Mar-23-2021, 11:40 AM
(Mar-22-2021, 08:49 PM)deanhystad Wrote: What Axel_Erfurt is doing is called slices, and it is how you should extract "slices" from a list. A slice is like this: the_list[start:end]. The slice starts with the_list[start] and ends at the_list[end-1].
If you leave out the start, i.e. the_list[:end], the slice includes all values starting with the_list[0] and ending with the_list[end-1]. If you leave out the end, i.e. the_list[start:], the slice includes all values starting at the_list[start] and ending at the end of the list.
It is a common belief among new Python programmers that print() can do things like return values or assign values.

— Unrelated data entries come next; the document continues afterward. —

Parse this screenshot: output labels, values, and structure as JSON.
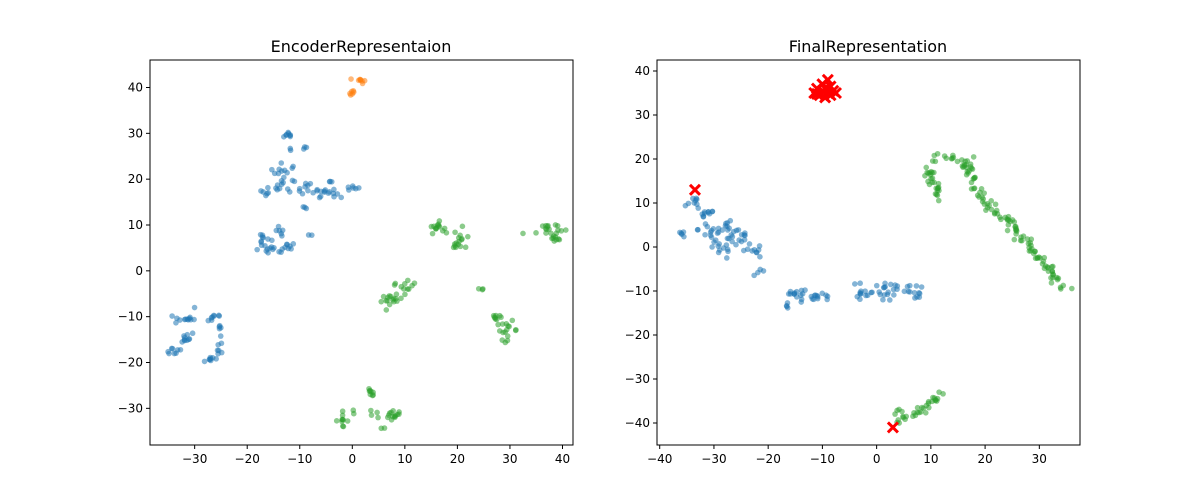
{
  "chart_data": [
    {
      "type": "scatter",
      "title": "EncoderRepresentaion",
      "xlabel": "",
      "ylabel": "",
      "xlim": [
        -38.5,
        42
      ],
      "ylim": [
        -38,
        46
      ],
      "xticks": [
        -30,
        -20,
        -10,
        0,
        10,
        20,
        30,
        40
      ],
      "yticks": [
        -30,
        -20,
        -10,
        0,
        10,
        20,
        30,
        40
      ],
      "grid": false,
      "series": [
        {
          "color": "#1f77b4",
          "marker": "circle",
          "clusters": [
            {
              "cx": -12,
              "cy": 29.5,
              "sx": 0.5,
              "sy": 0.5,
              "n": 8
            },
            {
              "cx": -9,
              "cy": 27,
              "sx": 0.3,
              "sy": 0.3,
              "n": 3
            },
            {
              "cx": -12,
              "cy": 26.5,
              "sx": 0.3,
              "sy": 0.3,
              "n": 2
            },
            {
              "cx": -13,
              "cy": 21.5,
              "sx": 1.4,
              "sy": 1.0,
              "n": 14
            },
            {
              "cx": -15,
              "cy": 17.5,
              "sx": 1.2,
              "sy": 0.8,
              "n": 10
            },
            {
              "cx": -8,
              "cy": 18,
              "sx": 2.5,
              "sy": 1.0,
              "n": 20
            },
            {
              "cx": -6,
              "cy": 17,
              "sx": 1.0,
              "sy": 0.5,
              "n": 6
            },
            {
              "cx": 0,
              "cy": 18,
              "sx": 0.7,
              "sy": 0.3,
              "n": 6
            },
            {
              "cx": -3,
              "cy": 16.5,
              "sx": 0.8,
              "sy": 0.5,
              "n": 5
            },
            {
              "cx": -9,
              "cy": 14,
              "sx": 0.3,
              "sy": 0.3,
              "n": 3
            },
            {
              "cx": -17,
              "cy": 7,
              "sx": 0.8,
              "sy": 0.6,
              "n": 8
            },
            {
              "cx": -14,
              "cy": 8,
              "sx": 0.5,
              "sy": 1.0,
              "n": 6
            },
            {
              "cx": -15.5,
              "cy": 4.5,
              "sx": 1.5,
              "sy": 0.5,
              "n": 12
            },
            {
              "cx": -12,
              "cy": 5.5,
              "sx": 0.7,
              "sy": 0.5,
              "n": 8
            },
            {
              "cx": -8,
              "cy": 7.5,
              "sx": 0.2,
              "sy": 0.3,
              "n": 2
            },
            {
              "cx": -32,
              "cy": -10.5,
              "sx": 1.0,
              "sy": 0.6,
              "n": 12
            },
            {
              "cx": -32.5,
              "cy": -14.5,
              "sx": 1.4,
              "sy": 0.6,
              "n": 10
            },
            {
              "cx": -34,
              "cy": -17.5,
              "sx": 1.0,
              "sy": 0.5,
              "n": 8
            },
            {
              "cx": -30,
              "cy": -8,
              "sx": 0.2,
              "sy": 0.2,
              "n": 1
            },
            {
              "cx": -26.5,
              "cy": -10,
              "sx": 1.0,
              "sy": 0.7,
              "n": 8
            },
            {
              "cx": -25,
              "cy": -13,
              "sx": 0.3,
              "sy": 1.0,
              "n": 5
            },
            {
              "cx": -25,
              "cy": -16.5,
              "sx": 0.3,
              "sy": 1.0,
              "n": 5
            },
            {
              "cx": -27,
              "cy": -19,
              "sx": 1.0,
              "sy": 0.6,
              "n": 9
            }
          ]
        },
        {
          "color": "#ff7f0e",
          "marker": "circle",
          "clusters": [
            {
              "cx": 1.5,
              "cy": 41.5,
              "sx": 0.5,
              "sy": 0.3,
              "n": 8
            },
            {
              "cx": 0.1,
              "cy": 39,
              "sx": 0.4,
              "sy": 0.3,
              "n": 6
            }
          ]
        },
        {
          "color": "#2ca02c",
          "marker": "circle",
          "clusters": [
            {
              "cx": 16,
              "cy": 9.5,
              "sx": 0.7,
              "sy": 0.6,
              "n": 14
            },
            {
              "cx": 21,
              "cy": 7,
              "sx": 0.8,
              "sy": 1.2,
              "n": 10
            },
            {
              "cx": 19.5,
              "cy": 5.5,
              "sx": 0.6,
              "sy": 0.4,
              "n": 6
            },
            {
              "cx": 32.5,
              "cy": 8,
              "sx": 0.2,
              "sy": 0.2,
              "n": 1
            },
            {
              "cx": 37,
              "cy": 9,
              "sx": 1.0,
              "sy": 1.0,
              "n": 14
            },
            {
              "cx": 39,
              "cy": 7.5,
              "sx": 0.8,
              "sy": 0.8,
              "n": 10
            },
            {
              "cx": 24.5,
              "cy": -3.5,
              "sx": 0.3,
              "sy": 0.5,
              "n": 3
            },
            {
              "cx": 10.5,
              "cy": -3,
              "sx": 0.8,
              "sy": 1.0,
              "n": 10
            },
            {
              "cx": 7.5,
              "cy": -6.5,
              "sx": 1.0,
              "sy": 0.6,
              "n": 16
            },
            {
              "cx": 8,
              "cy": -3,
              "sx": 0.2,
              "sy": 0.2,
              "n": 1
            },
            {
              "cx": 27.5,
              "cy": -10,
              "sx": 0.6,
              "sy": 0.5,
              "n": 8
            },
            {
              "cx": 29.5,
              "cy": -13,
              "sx": 1.0,
              "sy": 1.0,
              "n": 16
            },
            {
              "cx": 3.5,
              "cy": -26.5,
              "sx": 0.5,
              "sy": 0.4,
              "n": 8
            },
            {
              "cx": -2,
              "cy": -32.5,
              "sx": 0.6,
              "sy": 0.8,
              "n": 10
            },
            {
              "cx": 0,
              "cy": -31,
              "sx": 0.3,
              "sy": 0.3,
              "n": 2
            },
            {
              "cx": 4,
              "cy": -31,
              "sx": 0.4,
              "sy": 0.4,
              "n": 4
            },
            {
              "cx": 7.5,
              "cy": -32.5,
              "sx": 1.0,
              "sy": 1.0,
              "n": 12
            },
            {
              "cx": 9,
              "cy": -31,
              "sx": 0.3,
              "sy": 0.3,
              "n": 3
            }
          ]
        }
      ]
    },
    {
      "type": "scatter",
      "title": "FinalRepresentation",
      "xlabel": "",
      "ylabel": "",
      "xlim": [
        -40.5,
        37.5
      ],
      "ylim": [
        -45,
        42.5
      ],
      "xticks": [
        -40,
        -30,
        -20,
        -10,
        0,
        10,
        20,
        30
      ],
      "yticks": [
        -40,
        -30,
        -20,
        -10,
        0,
        10,
        20,
        30,
        40
      ],
      "grid": false,
      "series": [
        {
          "color": "#1f77b4",
          "marker": "circle",
          "clusters": [
            {
              "cx": -34,
              "cy": 10,
              "sx": 0.8,
              "sy": 1.0,
              "n": 8
            },
            {
              "cx": -31.5,
              "cy": 8,
              "sx": 1.0,
              "sy": 1.0,
              "n": 10
            },
            {
              "cx": -36,
              "cy": 3,
              "sx": 0.5,
              "sy": 1.0,
              "n": 5
            },
            {
              "cx": -30.5,
              "cy": 4,
              "sx": 1.2,
              "sy": 1.2,
              "n": 12
            },
            {
              "cx": -27,
              "cy": 4.5,
              "sx": 1.2,
              "sy": 1.2,
              "n": 10
            },
            {
              "cx": -29,
              "cy": 0,
              "sx": 1.5,
              "sy": 1.5,
              "n": 18
            },
            {
              "cx": -25,
              "cy": 2,
              "sx": 1.0,
              "sy": 1.0,
              "n": 10
            },
            {
              "cx": -23,
              "cy": -1,
              "sx": 1.0,
              "sy": 0.8,
              "n": 10
            },
            {
              "cx": -21,
              "cy": -6,
              "sx": 0.6,
              "sy": 0.5,
              "n": 4
            },
            {
              "cx": -15,
              "cy": -10.5,
              "sx": 1.2,
              "sy": 0.5,
              "n": 12
            },
            {
              "cx": -10.5,
              "cy": -11.5,
              "sx": 1.5,
              "sy": 0.4,
              "n": 14
            },
            {
              "cx": -16.5,
              "cy": -13.5,
              "sx": 0.3,
              "sy": 0.6,
              "n": 4
            },
            {
              "cx": -4,
              "cy": -8.5,
              "sx": 0.4,
              "sy": 0.4,
              "n": 2
            },
            {
              "cx": -2,
              "cy": -10.5,
              "sx": 1.0,
              "sy": 0.8,
              "n": 10
            },
            {
              "cx": 2,
              "cy": -11,
              "sx": 1.0,
              "sy": 0.7,
              "n": 10
            },
            {
              "cx": 1.5,
              "cy": -8.5,
              "sx": 1.5,
              "sy": 0.5,
              "n": 8
            },
            {
              "cx": 6,
              "cy": -9.5,
              "sx": 1.0,
              "sy": 0.5,
              "n": 8
            },
            {
              "cx": 8,
              "cy": -11,
              "sx": 0.5,
              "sy": 0.8,
              "n": 6
            }
          ]
        },
        {
          "color": "#2ca02c",
          "marker": "circle",
          "path_clusters": [
            {
              "x1": 9.5,
              "y1": 18,
              "x2": 11.5,
              "y2": 11.5,
              "jitter": 0.5,
              "n": 26
            },
            {
              "x1": 10,
              "y1": 20,
              "x2": 11.5,
              "y2": 21,
              "jitter": 0.3,
              "n": 4
            },
            {
              "x1": 13,
              "y1": 21.5,
              "x2": 17,
              "y2": 17,
              "jitter": 0.6,
              "n": 14
            },
            {
              "x1": 16,
              "y1": 20,
              "x2": 20,
              "y2": 9.5,
              "jitter": 0.6,
              "n": 30
            },
            {
              "x1": 20,
              "y1": 9.5,
              "x2": 24,
              "y2": 6,
              "jitter": 0.5,
              "n": 14
            },
            {
              "x1": 24,
              "y1": 6,
              "x2": 34.5,
              "y2": -9,
              "jitter": 0.7,
              "n": 60
            },
            {
              "x1": 3.5,
              "y1": -40,
              "x2": 8,
              "y2": -37,
              "jitter": 0.5,
              "n": 12
            },
            {
              "x1": 8,
              "y1": -37,
              "x2": 12,
              "y2": -33.5,
              "jitter": 0.6,
              "n": 18
            },
            {
              "x1": 3.5,
              "y1": -38,
              "x2": 4.5,
              "y2": -37.5,
              "jitter": 0.4,
              "n": 4
            }
          ]
        },
        {
          "color": "#ff0000",
          "marker": "x",
          "points": [
            [
              -9.5,
              36
            ],
            [
              -9,
              35
            ],
            [
              -10,
              35.5
            ],
            [
              -8.5,
              36.5
            ],
            [
              -11,
              36
            ],
            [
              -10.5,
              34.5
            ],
            [
              -8,
              35.5
            ],
            [
              -9.5,
              34
            ],
            [
              -11.5,
              35
            ],
            [
              -7.5,
              35
            ],
            [
              -9,
              38
            ],
            [
              -10,
              37
            ],
            [
              -8.5,
              34.5
            ],
            [
              -11,
              34.8
            ],
            [
              -9.2,
              36.2
            ],
            [
              -33.5,
              13
            ],
            [
              3,
              -41
            ]
          ]
        }
      ]
    }
  ]
}
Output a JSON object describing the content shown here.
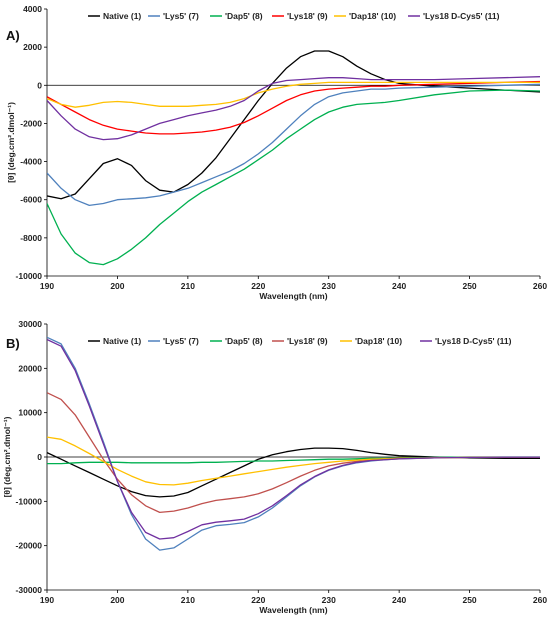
{
  "chart_data": [
    {
      "type": "line",
      "panel_label": "A)",
      "xlabel": "Wavelength (nm)",
      "ylabel": "[θ] (deg.cm².dmol⁻¹)",
      "xlim": [
        190,
        260
      ],
      "ylim": [
        -10000,
        4000
      ],
      "xticks": [
        190,
        200,
        210,
        220,
        230,
        240,
        250,
        260
      ],
      "yticks": [
        -10000,
        -8000,
        -6000,
        -4000,
        -2000,
        0,
        2000,
        4000
      ],
      "legend_position": "top",
      "grid": false,
      "series": [
        {
          "name": "Native (1)",
          "color": "#000000",
          "x": [
            190,
            192,
            194,
            196,
            198,
            200,
            202,
            204,
            206,
            208,
            210,
            212,
            214,
            216,
            218,
            220,
            222,
            224,
            226,
            228,
            230,
            232,
            234,
            236,
            238,
            240,
            245,
            250,
            255,
            260
          ],
          "y": [
            -5800,
            -5950,
            -5700,
            -4900,
            -4100,
            -3850,
            -4200,
            -5000,
            -5500,
            -5600,
            -5200,
            -4600,
            -3800,
            -2800,
            -1800,
            -800,
            100,
            900,
            1500,
            1800,
            1800,
            1500,
            1000,
            600,
            300,
            100,
            -50,
            -150,
            -250,
            -350
          ]
        },
        {
          "name": "'Lys5' (7)",
          "color": "#4f81bd",
          "x": [
            190,
            192,
            194,
            196,
            198,
            200,
            202,
            204,
            206,
            208,
            210,
            212,
            214,
            216,
            218,
            220,
            222,
            224,
            226,
            228,
            230,
            232,
            234,
            236,
            238,
            240,
            245,
            250,
            255,
            260
          ],
          "y": [
            -4600,
            -5400,
            -6000,
            -6300,
            -6200,
            -6000,
            -5950,
            -5900,
            -5800,
            -5600,
            -5400,
            -5100,
            -4800,
            -4500,
            -4100,
            -3600,
            -3000,
            -2300,
            -1600,
            -1000,
            -600,
            -400,
            -300,
            -200,
            -200,
            -150,
            -100,
            -50,
            0,
            50
          ]
        },
        {
          "name": "'Dap5' (8)",
          "color": "#00b050",
          "x": [
            190,
            192,
            194,
            196,
            198,
            200,
            202,
            204,
            206,
            208,
            210,
            212,
            214,
            216,
            218,
            220,
            222,
            224,
            226,
            228,
            230,
            232,
            234,
            236,
            238,
            240,
            245,
            250,
            255,
            260
          ],
          "y": [
            -6200,
            -7800,
            -8800,
            -9300,
            -9400,
            -9100,
            -8600,
            -8000,
            -7300,
            -6700,
            -6100,
            -5600,
            -5200,
            -4800,
            -4400,
            -3900,
            -3400,
            -2800,
            -2300,
            -1800,
            -1400,
            -1150,
            -1000,
            -950,
            -900,
            -800,
            -500,
            -300,
            -250,
            -300
          ]
        },
        {
          "name": "'Lys18' (9)",
          "color": "#ff0000",
          "x": [
            190,
            192,
            194,
            196,
            198,
            200,
            202,
            204,
            206,
            208,
            210,
            212,
            214,
            216,
            218,
            220,
            222,
            224,
            226,
            228,
            230,
            232,
            234,
            236,
            238,
            240,
            245,
            250,
            255,
            260
          ],
          "y": [
            -600,
            -1000,
            -1400,
            -1800,
            -2100,
            -2300,
            -2400,
            -2500,
            -2550,
            -2550,
            -2500,
            -2450,
            -2350,
            -2200,
            -1950,
            -1600,
            -1200,
            -800,
            -500,
            -300,
            -200,
            -150,
            -100,
            -50,
            -50,
            0,
            50,
            100,
            150,
            200
          ]
        },
        {
          "name": "'Dap18' (10)",
          "color": "#ffc000",
          "x": [
            190,
            192,
            194,
            196,
            198,
            200,
            202,
            204,
            206,
            208,
            210,
            212,
            214,
            216,
            218,
            220,
            222,
            224,
            226,
            228,
            230,
            232,
            234,
            236,
            238,
            240,
            245,
            250,
            255,
            260
          ],
          "y": [
            -700,
            -1000,
            -1150,
            -1050,
            -900,
            -850,
            -900,
            -1000,
            -1100,
            -1100,
            -1100,
            -1050,
            -1000,
            -900,
            -700,
            -400,
            -200,
            -50,
            50,
            100,
            150,
            150,
            150,
            150,
            150,
            150,
            150,
            150,
            150,
            150
          ]
        },
        {
          "name": "'Lys18 D-Cys5' (11)",
          "color": "#7030a0",
          "x": [
            190,
            192,
            194,
            196,
            198,
            200,
            202,
            204,
            206,
            208,
            210,
            212,
            214,
            216,
            218,
            220,
            222,
            224,
            226,
            228,
            230,
            232,
            234,
            236,
            238,
            240,
            245,
            250,
            255,
            260
          ],
          "y": [
            -800,
            -1600,
            -2300,
            -2700,
            -2850,
            -2800,
            -2600,
            -2300,
            -2000,
            -1800,
            -1600,
            -1450,
            -1300,
            -1100,
            -800,
            -300,
            100,
            250,
            300,
            350,
            400,
            400,
            350,
            300,
            300,
            300,
            300,
            350,
            400,
            450
          ]
        }
      ]
    },
    {
      "type": "line",
      "panel_label": "B)",
      "xlabel": "Wavelength (nm)",
      "ylabel": "[θ] (deg.cm².dmol⁻¹)",
      "xlim": [
        190,
        260
      ],
      "ylim": [
        -30000,
        30000
      ],
      "xticks": [
        190,
        200,
        210,
        220,
        230,
        240,
        250,
        260
      ],
      "yticks": [
        -30000,
        -20000,
        -10000,
        0,
        10000,
        20000,
        30000
      ],
      "legend_position": "top",
      "grid": false,
      "series": [
        {
          "name": "Native (1)",
          "color": "#000000",
          "x": [
            190,
            192,
            194,
            196,
            198,
            200,
            202,
            204,
            206,
            208,
            210,
            212,
            214,
            216,
            218,
            220,
            222,
            224,
            226,
            228,
            230,
            232,
            234,
            236,
            238,
            240,
            245,
            250,
            255,
            260
          ],
          "y": [
            1000,
            -500,
            -2000,
            -3500,
            -5000,
            -6500,
            -7800,
            -8700,
            -9000,
            -8800,
            -8000,
            -6500,
            -5000,
            -3500,
            -2000,
            -500,
            500,
            1200,
            1700,
            2000,
            2000,
            1900,
            1500,
            1000,
            600,
            300,
            0,
            -200,
            -300,
            -300
          ]
        },
        {
          "name": "'Lys5' (7)",
          "color": "#4f81bd",
          "x": [
            190,
            192,
            194,
            196,
            198,
            200,
            202,
            204,
            206,
            208,
            210,
            212,
            214,
            216,
            218,
            220,
            222,
            224,
            226,
            228,
            230,
            232,
            234,
            236,
            238,
            240,
            245,
            250,
            255,
            260
          ],
          "y": [
            27000,
            25500,
            20000,
            12000,
            3500,
            -5500,
            -13000,
            -18500,
            -21000,
            -20500,
            -18500,
            -16500,
            -15500,
            -15200,
            -14800,
            -13500,
            -11500,
            -9000,
            -6500,
            -4500,
            -3000,
            -2000,
            -1300,
            -900,
            -600,
            -400,
            -200,
            -100,
            -50,
            -50
          ]
        },
        {
          "name": "'Dap5' (8)",
          "color": "#00b050",
          "x": [
            190,
            192,
            194,
            196,
            198,
            200,
            202,
            204,
            206,
            208,
            210,
            212,
            214,
            216,
            218,
            220,
            222,
            224,
            226,
            228,
            230,
            232,
            234,
            236,
            238,
            240,
            245,
            250,
            255,
            260
          ],
          "y": [
            -1500,
            -1500,
            -1300,
            -1200,
            -1200,
            -1200,
            -1300,
            -1300,
            -1300,
            -1300,
            -1300,
            -1200,
            -1200,
            -1100,
            -1000,
            -900,
            -900,
            -800,
            -700,
            -600,
            -500,
            -500,
            -400,
            -300,
            -300,
            -200,
            -100,
            0,
            0,
            0
          ]
        },
        {
          "name": "'Lys18' (9)",
          "color": "#c0504d",
          "x": [
            190,
            192,
            194,
            196,
            198,
            200,
            202,
            204,
            206,
            208,
            210,
            212,
            214,
            216,
            218,
            220,
            222,
            224,
            226,
            228,
            230,
            232,
            234,
            236,
            238,
            240,
            245,
            250,
            255,
            260
          ],
          "y": [
            14500,
            13000,
            9500,
            4500,
            -500,
            -5000,
            -8500,
            -11000,
            -12500,
            -12200,
            -11500,
            -10500,
            -9800,
            -9400,
            -9000,
            -8300,
            -7200,
            -5800,
            -4300,
            -3000,
            -2000,
            -1400,
            -1000,
            -700,
            -500,
            -300,
            -200,
            -100,
            -50,
            -50
          ]
        },
        {
          "name": "'Dap18' (10)",
          "color": "#ffc000",
          "x": [
            190,
            192,
            194,
            196,
            198,
            200,
            202,
            204,
            206,
            208,
            210,
            212,
            214,
            216,
            218,
            220,
            222,
            224,
            226,
            228,
            230,
            232,
            234,
            236,
            238,
            240,
            245,
            250,
            255,
            260
          ],
          "y": [
            4500,
            4000,
            2500,
            800,
            -1000,
            -2800,
            -4300,
            -5600,
            -6200,
            -6300,
            -5900,
            -5300,
            -4800,
            -4300,
            -3800,
            -3300,
            -2800,
            -2300,
            -1900,
            -1500,
            -1200,
            -900,
            -700,
            -500,
            -400,
            -300,
            -200,
            -100,
            -50,
            -50
          ]
        },
        {
          "name": "'Lys18 D-Cys5' (11)",
          "color": "#7030a0",
          "x": [
            190,
            192,
            194,
            196,
            198,
            200,
            202,
            204,
            206,
            208,
            210,
            212,
            214,
            216,
            218,
            220,
            222,
            224,
            226,
            228,
            230,
            232,
            234,
            236,
            238,
            240,
            245,
            250,
            255,
            260
          ],
          "y": [
            26500,
            25000,
            19500,
            11500,
            3000,
            -5500,
            -12500,
            -17000,
            -18500,
            -18200,
            -16800,
            -15300,
            -14700,
            -14400,
            -14000,
            -12800,
            -11000,
            -8700,
            -6300,
            -4400,
            -2900,
            -1900,
            -1200,
            -800,
            -600,
            -400,
            -200,
            -100,
            -50,
            -50
          ]
        }
      ]
    }
  ]
}
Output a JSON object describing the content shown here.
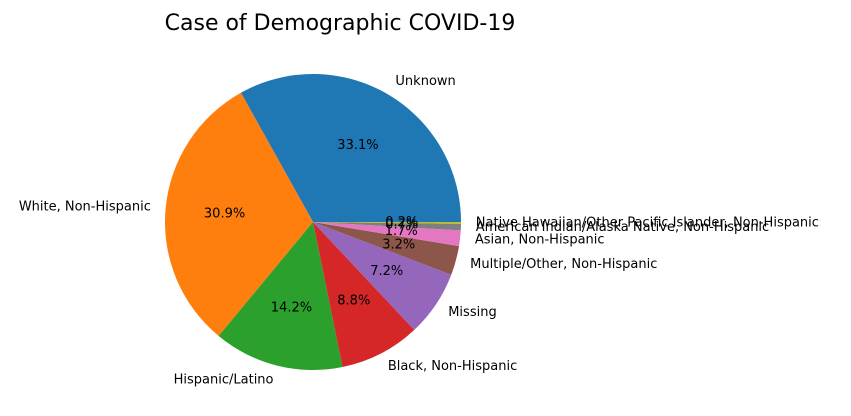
{
  "chart_data": {
    "type": "pie",
    "title": "Case of Demographic COVID-19",
    "categories": [
      "Unknown",
      "White, Non-Hispanic",
      "Hispanic/Latino",
      "Black, Non-Hispanic",
      "Missing",
      "Multiple/Other, Non-Hispanic",
      "Asian, Non-Hispanic",
      "American Indian/Alaska Native, Non-Hispanic",
      "Native Hawaiian/Other Pacific Islander, Non-Hispanic"
    ],
    "values": [
      33.1,
      30.9,
      14.2,
      8.8,
      7.2,
      3.2,
      1.7,
      0.7,
      0.2
    ],
    "value_labels": [
      "33.1%",
      "30.9%",
      "14.2%",
      "8.8%",
      "7.2%",
      "3.2%",
      "1.7%",
      "0.7%",
      "0.2%"
    ],
    "colors": [
      "#1f77b4",
      "#ff7f0e",
      "#2ca02c",
      "#d62728",
      "#9467bd",
      "#8c564b",
      "#e377c2",
      "#7f7f7f",
      "#bcbd22"
    ],
    "start_angle": 0,
    "direction": "counterclockwise",
    "legend": "none"
  }
}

This is about as incorrect as you can be. All print(str) does is write str to a stream called stdout (standard output). Usually this appears in the terminal where you launched the Python program, but it can be redirected to appear in a different window or a file or a pipe.
print(days) does not add anything to a list or remove anything from a list. print(days) doesn't even write days to stdout. It writes a string what some programmer thought fairly represents days.
If you wanted to use a list to copy values from days to weekdays it would look something like this:
weekdays = [] weekends = [] for i in range(5): weekdays.append(day[i]) for i in range(5, 7): weekends.append(day[i])Just looking at how ugly this code is, it is easy to understand why slices were added to the language.
Hi, thank you so much for explaining this. You are right, I'm new to python and finding parts tricky to understand. I was of the impression the I would need to assign from one list to the other two and this is what I was typing into Google for assistance so I really appreciate you taking the time to explain this.